Home

Rechtbank Rotterdam, 18-09-2019, ECLI:NL:RBROT:2019:7305, C/10/570617 / HA ZA 19-284

Rechtbank Rotterdam, 18-09-2019, ECLI:NL:RBROT:2019:7305, C/10/570617 / HA ZA 19-284

Gegevens

Instantie
Rechtbank Rotterdam
Datum uitspraak
18 september 2019
Datum publicatie
23 september 2019
ECLI
ECLI:NL:RBROT:2019:7305
Zaaknummer
C/10/570617 / HA ZA 19-284

Inhoudsindicatie

Incident zekerheidstelling proceskosten (art. 224 Rv). De door incidenteel eisers aangevoerde omstandigheid dat incidenteel verweerster (eiseres in de hoofdzaak) niet staat ingeschreven in de Basisregistratie Personen is onvoldoende om aan te nemen dat gedaagde geen woonplaats of gewone verblijfplaats in Nederland heeft.

Uitspraak

vonnis

Team handel en haven

zaaknummer / rolnummer: C/10/570617 / HA ZA 19-284

Vonnis in incident van 18 september 2019

in de zaak van

[eiser] , tevens h.o.d.n. [handelsnaam],

wonende te [woonplaats eiser] ,

eiser in de hoofdzaak,

verweerder in het incident,

advocaat mr. M. Kooiman te Rotterdam,

tegen

1. de besloten vennootschap met beperkte aansprakelijkheid

BOUWBEDRIJF DOMINIC B.V.,

gevestigd te Ouddorp,

2. [gedaagde],

wonende te [woonplaats gedaagde] ,

gedaagden in de hoofdzaak,

eiseressen in het incident,

advocaat mr.
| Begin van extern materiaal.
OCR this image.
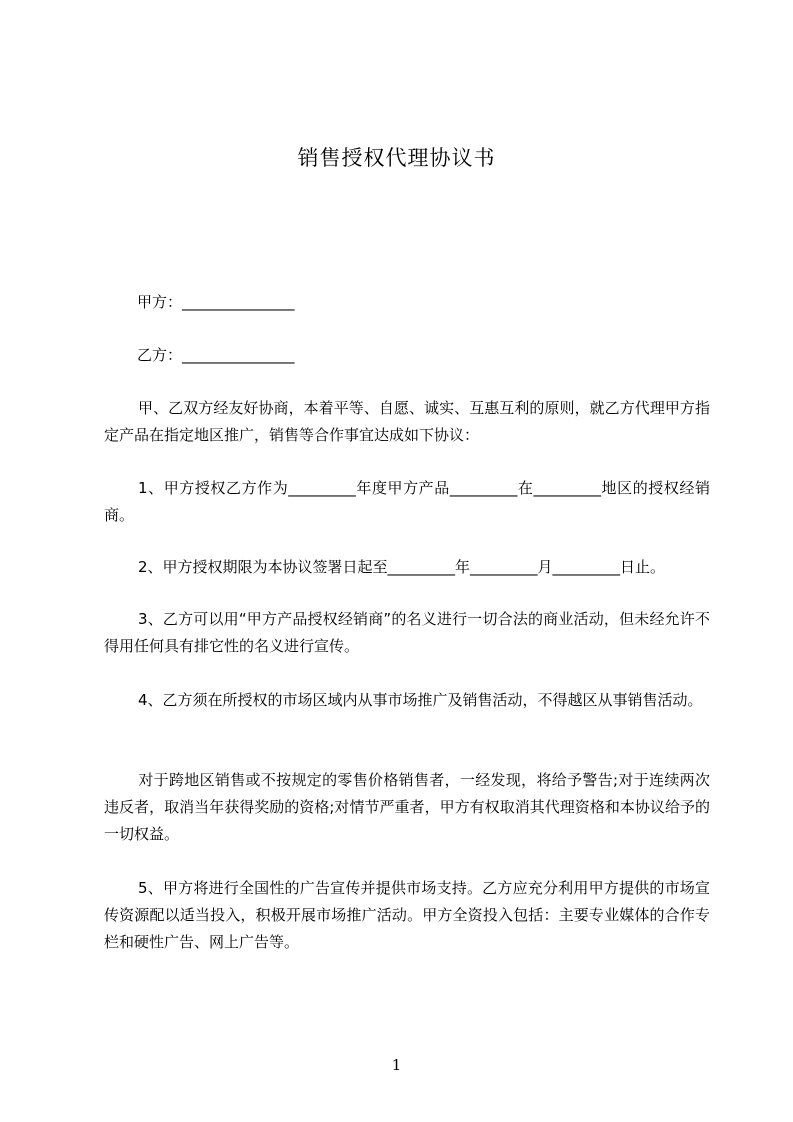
销售授权代理协议书
甲方：_______________
乙方：_______________
甲、乙双方经友好协商，本着平等、自愿、诚实、互惠互利的原则，就乙方代理甲方指定产品在指定地区推广，销售等合作事宜达成如下协议：
1、甲方授权乙方作为_________年度甲方产品_________在_________地区的授权经销商。
2、甲方授权期限为本协议签署日起至_________年_________月_________日止。
3、乙方可以用“甲方产品授权经销商”的名义进行一切合法的商业活动，但未经允许不得用任何具有排它性的名义进行宣传。
4、乙方须在所授权的市场区域内从事市场推广及销售活动，不得越区从事销售活动。
对于跨地区销售或不按规定的零售价格销售者，一经发现，将给予警告;对于连续两次违反者，取消当年获得奖励的资格;对情节严重者，甲方有权取消其代理资格和本协议给予的一切权益。
5、甲方将进行全国性的广告宣传并提供市场支持。乙方应充分利用甲方提供的市场宣传资源配以适当投入，积极开展市场推广活动。甲方全资投入包括：主要专业媒体的合作专栏和硬性广告、网上广告等。
1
R.F. Ronday te Mijdrecht.

Partijen afzonderlijk zullen hierna [eiser] , Dominic en [gedaagde] genoemd worden. Eiseressen in het incident gezamenlijk zullen Dominic c.s. genoemd worden.

1 De procedure

1.1.

Het verloop van de procedure blijkt uit:

-

de dagvaarding van 12 maart 2019 van [eiser] , met producties;

-

de incidentele conclusie tot zekerheidstelling van Dominic c.s., met producties;

-

de conclusie van antwoord in incident van [eiser] , met producties;

-

de akte uitlating incident van Dominic c.s., met producties.

1.2.

Ten slotte is vonnis bepaald in het incident.

2 De vordering in hoofdzaak

2.1.

[eiser] vordert dat de rechtbank bij uitvoerbaar bij voorraad te verklaren vonnis:

  1. verklaart voor recht dat [gedaagde] onrechtmatig jegens [eiser] heeft gehandeld en dat zij gehouden is de daardoor geleden schade aan [eiser] te vergoeden;

  2. Dominic c.s. hoofdelijk, des dat de een betalende de ander zal zijn bevrijd, althans Dominic, althans [gedaagde] , veroordeelt om aan [eiser] te betalen een bedrag van € 144.145,86, althans een in goede justitie vast te stellen bedrag, te vermeerderen met de wettelijke handelsrente vanaf de vervaldata van de facturen, althans vanaf de dag waarop deze dagvaarding is betekend tot aan de dag dat de gehele vordering is voldaan;

  3. Dominic c.s. hoofdelijk, des dat de een betalende de ander zal zijn bevrijd, althans Dominic, althans [gedaagde] , veroordeelt om aan [eiser] te betalen een bedrag van € 2.216,46 aan buitengerechtelijke incassokosten;

  4. Dominic c.s. hoofdelijk, des dat de een betalende de ander zal zijn bevrijd, althans Dominic, althans [gedaagde] , veroordeelt om aan [eiser] te betalen de kosten van deze procedure;

  5. [gedaagde] veroordeelt om aan [eiser] te betalen de kosten van de gelegde beslagen, een en ander te vermeerderen met de wettelijke rente vanaf veertien (14) dagen na het te dezen te wijzen vonnis;

  6. Dominic c.s. hoofdelijk, des dat de een betalende de ander zal zijn bevrijd, althans Dominic, althans [gedaagde] , veroordeelt in de nakosten van deze procedure, te begroten op een bedrag van € 157,00 en indien betekening van het vonnis plaatsvindt te vermeerderen met een bedrag van € 82,00, dan wel te begroten op respectievelijk € 246,00 en € 328,00 voor zover Dominic c.s. tevens een reconventionele vordering mochten instellen, een en ander te vermeerderen met de wettelijke rente vanaf veertien (14) dagen na het te dezen te wijzen vonnis.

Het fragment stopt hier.